There's at least one way you can avoid using induction directly, at least for distinct rational $\ r_1,r_2,\dots,r_k\ $. I suspect you can use the denseness of the rationals in the reals to parlay this into a proof for arbitrary distinct real $\ r_1,r_2,\dots,r_k\ $, but since the details seem to get fairly messy, I haven't bothered trying to produce one. In any case, whether all the subsidiary results you need to appeal to can also be proved without using induction is rather moot, and the proof itself is fairly circuitous, it's not clear to me what you'll gain by avoiding the fairly simple inductive proofs already available to you.
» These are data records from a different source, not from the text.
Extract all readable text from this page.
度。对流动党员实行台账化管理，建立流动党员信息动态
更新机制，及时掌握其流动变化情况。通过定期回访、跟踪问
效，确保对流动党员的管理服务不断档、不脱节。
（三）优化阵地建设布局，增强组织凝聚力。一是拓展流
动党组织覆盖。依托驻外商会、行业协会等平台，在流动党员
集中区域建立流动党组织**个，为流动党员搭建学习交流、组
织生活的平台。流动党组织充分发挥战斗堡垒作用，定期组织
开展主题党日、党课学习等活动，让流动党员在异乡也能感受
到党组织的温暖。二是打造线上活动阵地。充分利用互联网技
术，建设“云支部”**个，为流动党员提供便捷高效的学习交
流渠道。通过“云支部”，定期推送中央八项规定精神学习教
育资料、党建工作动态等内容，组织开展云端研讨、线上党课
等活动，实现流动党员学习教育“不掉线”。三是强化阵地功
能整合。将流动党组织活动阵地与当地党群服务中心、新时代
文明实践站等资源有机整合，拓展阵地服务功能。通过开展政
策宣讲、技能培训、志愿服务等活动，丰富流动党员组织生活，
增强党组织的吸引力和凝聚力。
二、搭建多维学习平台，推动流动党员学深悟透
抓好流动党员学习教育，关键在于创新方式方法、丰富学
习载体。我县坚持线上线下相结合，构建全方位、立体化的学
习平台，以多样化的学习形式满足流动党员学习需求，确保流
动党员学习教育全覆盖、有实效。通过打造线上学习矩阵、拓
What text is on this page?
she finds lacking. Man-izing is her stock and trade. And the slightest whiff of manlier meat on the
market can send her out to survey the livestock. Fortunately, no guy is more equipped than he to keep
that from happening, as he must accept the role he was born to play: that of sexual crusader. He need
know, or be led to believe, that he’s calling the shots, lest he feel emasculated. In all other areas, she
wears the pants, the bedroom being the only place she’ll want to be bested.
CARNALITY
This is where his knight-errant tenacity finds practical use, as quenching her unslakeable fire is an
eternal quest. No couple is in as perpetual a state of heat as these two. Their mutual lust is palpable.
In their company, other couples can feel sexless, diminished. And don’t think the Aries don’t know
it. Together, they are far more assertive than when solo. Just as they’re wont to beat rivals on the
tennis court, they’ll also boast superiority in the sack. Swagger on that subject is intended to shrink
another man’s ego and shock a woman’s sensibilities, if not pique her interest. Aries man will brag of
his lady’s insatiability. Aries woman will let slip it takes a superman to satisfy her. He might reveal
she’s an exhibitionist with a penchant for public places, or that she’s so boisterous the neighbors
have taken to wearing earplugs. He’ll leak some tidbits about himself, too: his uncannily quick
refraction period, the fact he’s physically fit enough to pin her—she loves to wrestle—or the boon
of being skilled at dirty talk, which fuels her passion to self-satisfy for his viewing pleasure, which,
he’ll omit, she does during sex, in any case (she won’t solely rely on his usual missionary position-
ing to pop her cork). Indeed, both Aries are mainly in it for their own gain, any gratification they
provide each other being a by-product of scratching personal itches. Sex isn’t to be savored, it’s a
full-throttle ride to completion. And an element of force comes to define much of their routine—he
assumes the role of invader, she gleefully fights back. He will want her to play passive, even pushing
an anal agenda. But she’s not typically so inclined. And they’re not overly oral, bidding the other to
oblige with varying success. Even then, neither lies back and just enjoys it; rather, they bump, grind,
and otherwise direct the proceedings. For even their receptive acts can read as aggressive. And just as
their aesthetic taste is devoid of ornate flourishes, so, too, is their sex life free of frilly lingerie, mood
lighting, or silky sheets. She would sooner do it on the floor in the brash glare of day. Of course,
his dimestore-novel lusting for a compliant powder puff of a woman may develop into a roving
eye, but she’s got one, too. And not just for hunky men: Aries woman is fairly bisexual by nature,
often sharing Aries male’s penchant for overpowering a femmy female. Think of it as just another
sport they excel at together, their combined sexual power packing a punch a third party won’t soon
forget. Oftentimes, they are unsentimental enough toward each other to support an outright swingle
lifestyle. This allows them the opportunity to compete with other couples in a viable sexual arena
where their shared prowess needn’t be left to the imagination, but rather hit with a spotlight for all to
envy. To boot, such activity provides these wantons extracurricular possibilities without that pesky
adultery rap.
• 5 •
If $\ r_i\ $ are distinct rational numbers for $\ i=1,2,\dots,k\ $, and $$ \alpha_1t^{r_1}+\alpha_2t^{r_2}+\dots+\alpha_kt^{r_k}=0\ , $$ let $\ r_m=\min_\limits{1\le i\le k}r_i\ $ and $\ q_i=r_i-r_m\ $, then $\ q_1,q_2,\dots,q_k\ $ are distinct non-negative rationals, and on dividing the above equation through by $\ t^{r_m}\ $, we obtain $$ \alpha_1t^{q_1}+\alpha_2t^{q_2}+\dots+\alpha_kt^{q_k}=0\ . $$ Let $\ q_i=\frac{n_i}{d_i}\ $, where $\ n_i\ $ is a non-negative and $\ d_i\ $ a positive integer, $\ d=d_1d_2\dots d_k \ $, $\ n=1+\max_\limits{1\le i\le k} dq_i\ $, and $\ x_1,x_2,\dots,x_n\ $ be a set of distinct members of the interval $\ [a,b]\ $. Substituting $\ t=x_i\ $ in the above equation, we get $$ \alpha_1x_i^{q_1}+\alpha_2x_i^{q_2}+\dots+\alpha_kx_i^{q_k}=0 $$ for all $\ i=1,2,\dots,n\ $. Putting $\ y_i=x_i^{\frac{1}{d}}\ $, we can write this as $$ \pmatrix{0\\0\\\vdots\\0}=\pmatrix{y_1^{dq_1}&y_1^{dq_2}&\dots&y_1^{dq_k}\\ y_2^{dq_1}&y_2^{dq_2}&\dots&y_2^{dq_k}\\ \vdots&\vdots&\ddots&\vdots\\ y_n^{dq_1}&y_n^{dq_2}&\dots&y_n^{dq_k}}\pmatrix{\alpha_1\\\alpha_2\\\vdots\\\alpha_k}\ . $$ Every column of the matrix on the right of this equation is a column of the Vandermonde matrix $$ \pmatrix{1&y_1&y_1^2&\dots&y_1^{n-1}\\ 1&y_2&y_2^2&\dots&y_2^{n-1}\\ \vdots&\vdots&\vdots&\ddots&\vdots\\ 1&y_n&y_n^2&\dots&y_n^{n-1}} $$ which has determinant $\ \prod_\limits{1\le i<j\le k}\big(y_j-y_i\big)\ $. Since $\ y_i\ne y_j\ $ for $\ i\ne j\ $, the determinant is non-zero, therefore the matrix is non-singular and so must have linearly independent columns. It follows that the unique solution of the above linear equations is $$ \alpha_1=\alpha_2=\dots=\alpha_k=0 $$ and therefore $\ t^{r_1},t^{r_2},\dots,t^{r_k}\ $ are linearly independent.